ヒドロゲノフィラス属細菌がヒドロゲノフィラスサーモルテオラスである請求項５〜７の何れかに記載の形質転換体。
請求項５〜８の何れかに記載の形質転換体を、二酸化炭素を実質的に唯一の炭素源として用いて培養する工程を含むエタノールの製造方法。
下記の(d7’)、(d8’)、又は(d9’)のポリペプチドからなるアルデヒド−アルコールデヒドロゲナーゼ（但し、(d8’)及び(d9’)のポリペプチドのN末端から575番目のアミノ酸はAsnである）。
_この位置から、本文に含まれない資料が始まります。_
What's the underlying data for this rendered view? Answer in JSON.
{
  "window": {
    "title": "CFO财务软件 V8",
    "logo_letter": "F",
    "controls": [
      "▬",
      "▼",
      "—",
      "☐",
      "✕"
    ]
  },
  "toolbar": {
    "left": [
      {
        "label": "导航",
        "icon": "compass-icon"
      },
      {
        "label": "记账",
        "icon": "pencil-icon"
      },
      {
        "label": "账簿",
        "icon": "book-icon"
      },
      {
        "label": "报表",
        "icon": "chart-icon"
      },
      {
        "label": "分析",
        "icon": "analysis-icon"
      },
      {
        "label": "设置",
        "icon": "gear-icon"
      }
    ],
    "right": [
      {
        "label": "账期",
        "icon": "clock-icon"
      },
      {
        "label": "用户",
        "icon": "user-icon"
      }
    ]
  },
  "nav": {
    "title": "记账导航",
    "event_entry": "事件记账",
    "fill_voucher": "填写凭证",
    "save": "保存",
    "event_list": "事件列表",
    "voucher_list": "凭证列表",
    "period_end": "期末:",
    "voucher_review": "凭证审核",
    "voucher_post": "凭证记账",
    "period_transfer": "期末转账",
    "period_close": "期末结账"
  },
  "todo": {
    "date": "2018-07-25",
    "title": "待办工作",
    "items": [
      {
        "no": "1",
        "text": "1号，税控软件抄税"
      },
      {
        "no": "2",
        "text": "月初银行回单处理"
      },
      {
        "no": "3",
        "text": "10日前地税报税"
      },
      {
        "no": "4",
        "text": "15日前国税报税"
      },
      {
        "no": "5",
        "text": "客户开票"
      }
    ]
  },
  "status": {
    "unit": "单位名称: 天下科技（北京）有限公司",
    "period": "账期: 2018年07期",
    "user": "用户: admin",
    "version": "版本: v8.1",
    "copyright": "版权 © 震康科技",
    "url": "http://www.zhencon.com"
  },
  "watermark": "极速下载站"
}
(d7’)配列番号24のアミノ酸配列からなるポリペプチド
(d8’)配列番号24と90％以上の同一性を有するアミノ酸配列からなり、かつアルデヒド−アルコールデヒドロゲナーゼ活性を有するポリペプチド
(d9’)配列番号24のアミノ酸配列において、1個又は複数個のアミノ酸が欠失、置換、又は付加されたアミノ酸配列からなり、かつアルデヒド−アルコールデヒドロゲナーゼ活性を有するポリペプチド
下記の(d10’)、(d11’)、又は(d12’)のDNAからなるアルデヒド−アルコールデヒドロゲナーゼ遺伝子（但し、(d11’)及び(d12’)のDNAの5'末端から1723〜1725番目の3ヌクレオチドはAAC又はAATである）。
(d10’)配列番号27、又は28の塩基配列からなるDNA
(d11’)配列番号27、又は28と90％以上の同一性を有する塩基配列からなるDNAであり、かつアルデヒド−アルコールデヒドロゲナーゼ活性を有するポリペプチドをコードするDNA
(ｄ12’）配列番号27、又は28と相補的な塩基配列からなるDNAとストリンジェントな条件でハイブリダイズし、かつアルデヒド−アルコールデヒドロゲナーゼ活性を有するポリペプチドをコードするDNA。